Obama, Westerwelle, and Afghanistan

by Ann Garrison

Guido Westerwelle, the first openly gay leader of a mainstream German political party, and Germany's most powerful proponent of German commitment to the Afghanistan War, is all but certain to become the new German Foreign Minister, as a result of Germany's 09/27/2009 election.

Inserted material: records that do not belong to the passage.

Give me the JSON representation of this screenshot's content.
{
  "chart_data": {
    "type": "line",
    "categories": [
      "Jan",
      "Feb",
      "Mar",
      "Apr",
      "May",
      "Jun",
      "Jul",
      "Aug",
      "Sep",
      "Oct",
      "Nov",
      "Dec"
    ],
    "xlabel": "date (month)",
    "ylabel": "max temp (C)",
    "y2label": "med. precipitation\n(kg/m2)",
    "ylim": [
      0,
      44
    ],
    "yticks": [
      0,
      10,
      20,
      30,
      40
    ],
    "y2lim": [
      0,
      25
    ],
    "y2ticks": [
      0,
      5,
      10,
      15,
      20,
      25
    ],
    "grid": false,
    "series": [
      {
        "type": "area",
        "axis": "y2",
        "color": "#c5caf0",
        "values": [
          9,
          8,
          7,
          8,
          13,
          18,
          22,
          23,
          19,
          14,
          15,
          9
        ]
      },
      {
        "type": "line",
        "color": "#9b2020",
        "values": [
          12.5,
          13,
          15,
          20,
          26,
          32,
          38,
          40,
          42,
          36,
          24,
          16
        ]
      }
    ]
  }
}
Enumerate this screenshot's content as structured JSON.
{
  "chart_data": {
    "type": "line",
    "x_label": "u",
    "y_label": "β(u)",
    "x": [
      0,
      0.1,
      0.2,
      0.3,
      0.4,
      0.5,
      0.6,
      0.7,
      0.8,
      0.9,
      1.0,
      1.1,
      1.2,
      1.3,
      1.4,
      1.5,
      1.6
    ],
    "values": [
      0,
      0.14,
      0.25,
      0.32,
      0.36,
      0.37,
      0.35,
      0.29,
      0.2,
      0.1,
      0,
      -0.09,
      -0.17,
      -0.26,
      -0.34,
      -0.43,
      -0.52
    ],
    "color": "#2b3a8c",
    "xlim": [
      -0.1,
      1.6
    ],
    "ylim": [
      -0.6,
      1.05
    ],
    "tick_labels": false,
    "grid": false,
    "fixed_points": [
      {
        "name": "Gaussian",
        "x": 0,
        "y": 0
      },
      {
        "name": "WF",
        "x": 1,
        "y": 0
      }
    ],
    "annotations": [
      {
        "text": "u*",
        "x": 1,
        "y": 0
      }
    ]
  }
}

Barack Obama's election, like the reign of Condoleeza Rice as George Bush's Secretary of State, and Nancy Pelosi as Speaker of the House, radically challenge the fantasy that we can expect an anti-war, anti-imperial, egalitarian, or in any way newly humane politics from an elected or appointed official simply because they are members of a traditionally oppressed social group---e.g., African Americans, women, or, African American women. And now, the first openly gay leader of a mainstream German party, Guido Westerwelle, is set, after the Sunday, 09/27/2009 election, to become Germany's next foreign minister. Westerwelle's Free Democratic Party favors nuclear power---which, in Germany, means stalling the nuclear power plant phase-out---and "Thatcherite" economic reforms. Westerwelle is also the most powerful and articulate proponent of sustained German engagement, with the U.S., in the War in Afghanistan.


Telegraph.co.uk: Guido Westerwelle profile: FDP leader

The Local, Germany's News in English: Westerwelle: Germany must stay in Afghanistan

Germany's election is a blow to the Afghanistan War's opponents, as we await what most see as inevitable---Barack Obama's approval of another 40,000 pair of "boots on the ground" in Afghanistan, as requested by General Stanley McChrystal, the U.S. Commander in Afghanistan.

And, as Obama appeals to NATO to view the Afghanistan War as their own War on Terror.

Before the election, Global Security reported that:

1) Seventy percent of Germans were demanding immediate withdrawal from the Afghanistan War,

2) Five of six parties in the German Parliament, nevertheless, favored ongoing German engagement, and,

3) German Parliamentarians had therefore postponed the annual vote required to sustain troop support, until December, after the election.

4) European opposition to the Afghanistan War mirrored Germany's.

(Global Security: As Germany Votes, Afghanistan Gets Growing Attention.)

It's hard, from a distance, to interpret the newfound strength of the German Green and Left Parties, but the rescheduling strategy of the pro-war German political class---rescheduling the war vote until after the election---seems to have been a success.